La poésie du début laisse place à l'horreur teintée d'absurdité. Alors que Rubber se découvre des pouvoirs de télépathe au point de faire exploser les tête des gens qu'il croise sur sa route, un groupe de spectateurs, les spectateurs du film en cours, assiste au carnage de ce pneu tueur. Le principe du film dans le film n'est pas spécialement nouveau et cette mise en abîme a déjà fait l'objet de nombreux longs métrages. En grand amateur de Bunuel, Quentin Dupieux prend ce décalage à son compte.

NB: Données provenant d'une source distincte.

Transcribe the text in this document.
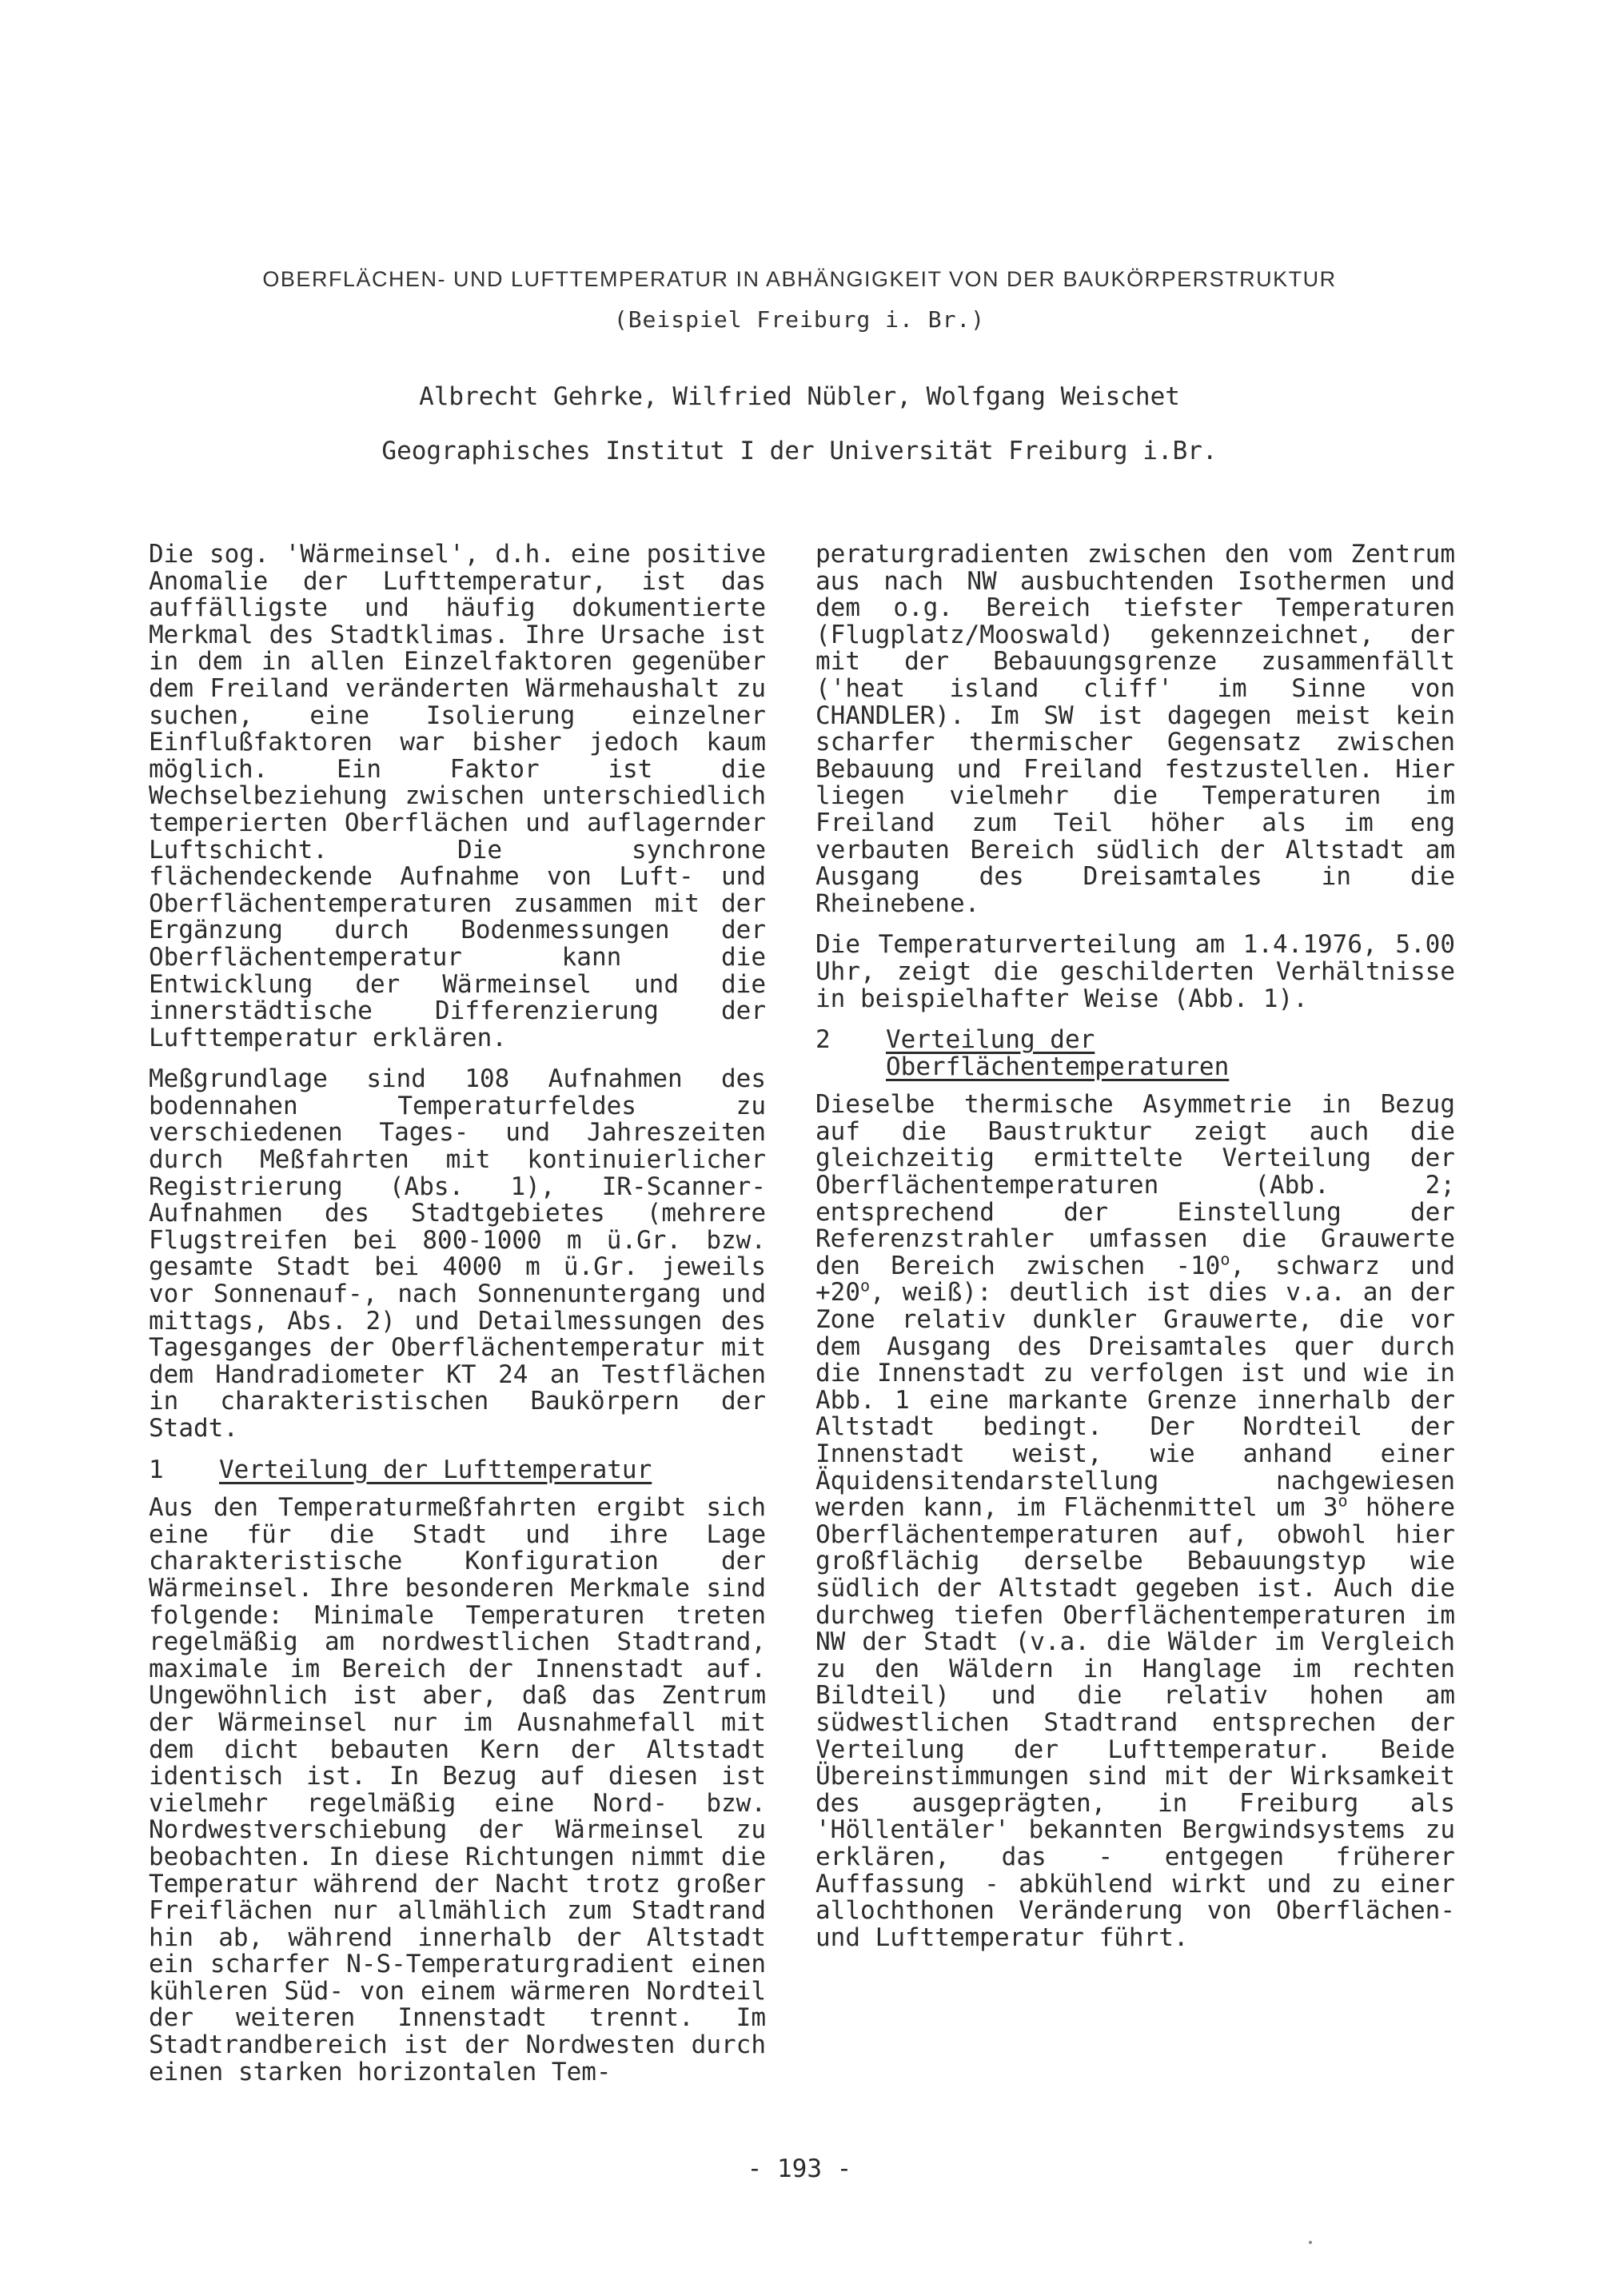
OBERFLÄCHEN- UND LUFTTEMPERATUR IN ABHÄNGIGKEIT VON DER BAUKÖRPERSTRUKTUR
(Beispiel Freiburg i. Br.)
Albrecht Gehrke, Wilfried Nübler, Wolfgang Weischet
Geographisches Institut I der Universität Freiburg i.Br.

Die sog. 'Wärmeinsel', d.h. eine positive Anomalie der Lufttemperatur, ist das auffälligste und häufig dokumentierte Merkmal des Stadtklimas. Ihre Ursache ist in dem in allen Einzelfaktoren gegenüber dem Freiland veränderten Wärmehaushalt zu suchen, eine Isolierung einzelner Einflußfaktoren war bisher jedoch kaum möglich. Ein Faktor ist die Wechselbeziehung zwischen unterschiedlich temperierten Oberflächen und auflagernder Luftschicht. Die synchrone flächendeckende Aufnahme von Luft- und Oberflächentemperaturen zusammen mit der Ergänzung durch Bodenmessungen der Oberflächentemperatur kann die Entwicklung der Wärmeinsel und die innerstädtische Differenzierung der Lufttemperatur erklären.

Meßgrundlage sind 108 Aufnahmen des bodennahen Temperaturfeldes zu verschiedenen Tages- und Jahreszeiten durch Meßfahrten mit kontinuierlicher Registrierung (Abs. 1), IR-Scanner-Aufnahmen des Stadtgebietes (mehrere Flugstreifen bei 800-1000 m ü.Gr. bzw. gesamte Stadt bei 4000 m ü.Gr. jeweils vor Sonnenauf-, nach Sonnenuntergang und mittags, Abs. 2) und Detailmessungen des Tagesganges der Oberflächentemperatur mit dem Handradiometer KT 24 an Testflächen in charakteristischen Baukörpern der Stadt.

1	Verteilung der Lufttemperatur

Aus den Temperaturmeßfahrten ergibt sich eine für die Stadt und ihre Lage charakteristische Konfiguration der Wärmeinsel. Ihre besonderen Merkmale sind folgende: Minimale Temperaturen treten regelmäßig am nordwestlichen Stadtrand, maximale im Bereich der Innenstadt auf. Ungewöhnlich ist aber, daß das Zentrum der Wärmeinsel nur im Ausnahmefall mit dem dicht bebauten Kern der Altstadt identisch ist. In Bezug auf diesen ist vielmehr regelmäßig eine Nord- bzw. Nordwestverschiebung der Wärmeinsel zu beobachten. In diese Richtungen nimmt die Temperatur während der Nacht trotz großer Freiflächen nur allmählich zum Stadtrand hin ab, während innerhalb der Altstadt ein scharfer N-S-Temperaturgradient einen kühleren Süd- von einem wärmeren Nordteil der weiteren Innenstadt trennt. Im Stadtrandbereich ist der Nordwesten durch einen starken horizontalen Tem-

peraturgradienten zwischen den vom Zentrum aus nach NW ausbuchtenden Isothermen und dem o.g. Bereich tiefster Temperaturen (Flugplatz/Mooswald) gekennzeichnet, der mit der Bebauungsgrenze zusammenfällt ('heat island cliff' im Sinne von CHANDLER). Im SW ist dagegen meist kein scharfer thermischer Gegensatz zwischen Bebauung und Freiland festzustellen. Hier liegen vielmehr die Temperaturen im Freiland zum Teil höher als im eng verbauten Bereich südlich der Altstadt am Ausgang des Dreisamtales in die Rheinebene.

Die Temperaturverteilung am 1.4.1976, 5.00 Uhr, zeigt die geschilderten Verhältnisse in beispielhafter Weise (Abb. 1).

2	Verteilung der Oberflächentemperaturen

Dieselbe thermische Asymmetrie in Bezug auf die Baustruktur zeigt auch die gleichzeitig ermittelte Verteilung der Oberflächentemperaturen (Abb. 2; entsprechend der Einstellung der Referenzstrahler umfassen die Grauwerte den Bereich zwischen -10$^o$, schwarz und $+20^o$, weiß): deutlich ist dies v.a. an der Zone relativ dunkler Grauwerte, die vor dem Ausgang des Dreisamtales quer durch die Innenstadt zu verfolgen ist und wie in Abb. 1 eine markante Grenze innerhalb der Altstadt bedingt. Der Nordteil der Innenstadt weist, wie anhand einer Äquidensitendarstellung nachgewiesen werden kann, im Flächenmittel um 3$^o$ höhere Oberflächentemperaturen auf, obwohl hier großflächig derselbe Bebauungstyp wie südlich der Altstadt gegeben ist. Auch die durchweg tiefen Oberflächentemperaturen im NW der Stadt (v.a. die Wälder im Vergleich zu den Wäldern in Hanglage im rechten Bildteil) und die relativ hohen am südwestlichen Stadtrand entsprechen der Verteilung der Lufttemperatur. Beide Übereinstimmungen sind mit der Wirksamkeit des ausgeprägten, in Freiburg als 'Höllentäler' bekannten Bergwindsystems zu erklären, das - entgegen früherer Auffassung - abkühlend wirkt und zu einer allochthonen Veränderung von Oberflächen- und Lufttemperatur führt.

- 193 -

Mais Rubber a le défaut de ses qualités. Car s'il réinvente un genre, il a la faiblesse de se croire plus intelligent que lui. On peut reprocher au film son côté arty qui se prend un peu trop au sérieux et qui prive le spectateur du plaisir coupable ressenti devant ce type de film. Car Quentin Dupieux a l'air de croire dur comme fer à son histoire de pneu en le filmant d'ailleurs comme un être de chair et sang, épousant ses trajectoires zigzagantes grâce à l'usage d'un appareil photo numérique. Rubber est en effet l'un des premiers longs métrages à avoir été tourné ainsi. Le rendu bluffant du dispositif capte très bien les étendues désertiques même si le réalisateur a tendance à abuser de la profondeur de champ.
On ressort de la salle tout à fait décontenancé devant cet Ofni, ne sachant trop s'il s'agit du lard ou du cochon. N'expliquant rien, jouant sur le "no reason" évoqué au début du film avec un sérieux papal, Rubber laisse songeur. A t-on à faire à un créateur génial ou à un malin plaisantin ? A vous de trouver la réponse.
Antoine Jullien
Antoine Jullien
J'aime ta critique sur Rubber, pas encore vu mais ma foi, ça ne m'incite que davantage à y aller :D
RépondreSupprimerBon maintenant que je l'ai vu je partage l'indécision que tu soulèves à la fin de ton article, à savoir qu'on est perdu entre les très bonnes choses qu'il peut y avoir dans ce film et la part de plaisanterie qui nous permet mal de 'lire' le film de quelque manière qu'il soit (et qui manque du coup l'accès à une certaine profondeur). Tant pis, on en restera au "no reason" après tout, je crois que c'est à peu près tout ce qu'il y a.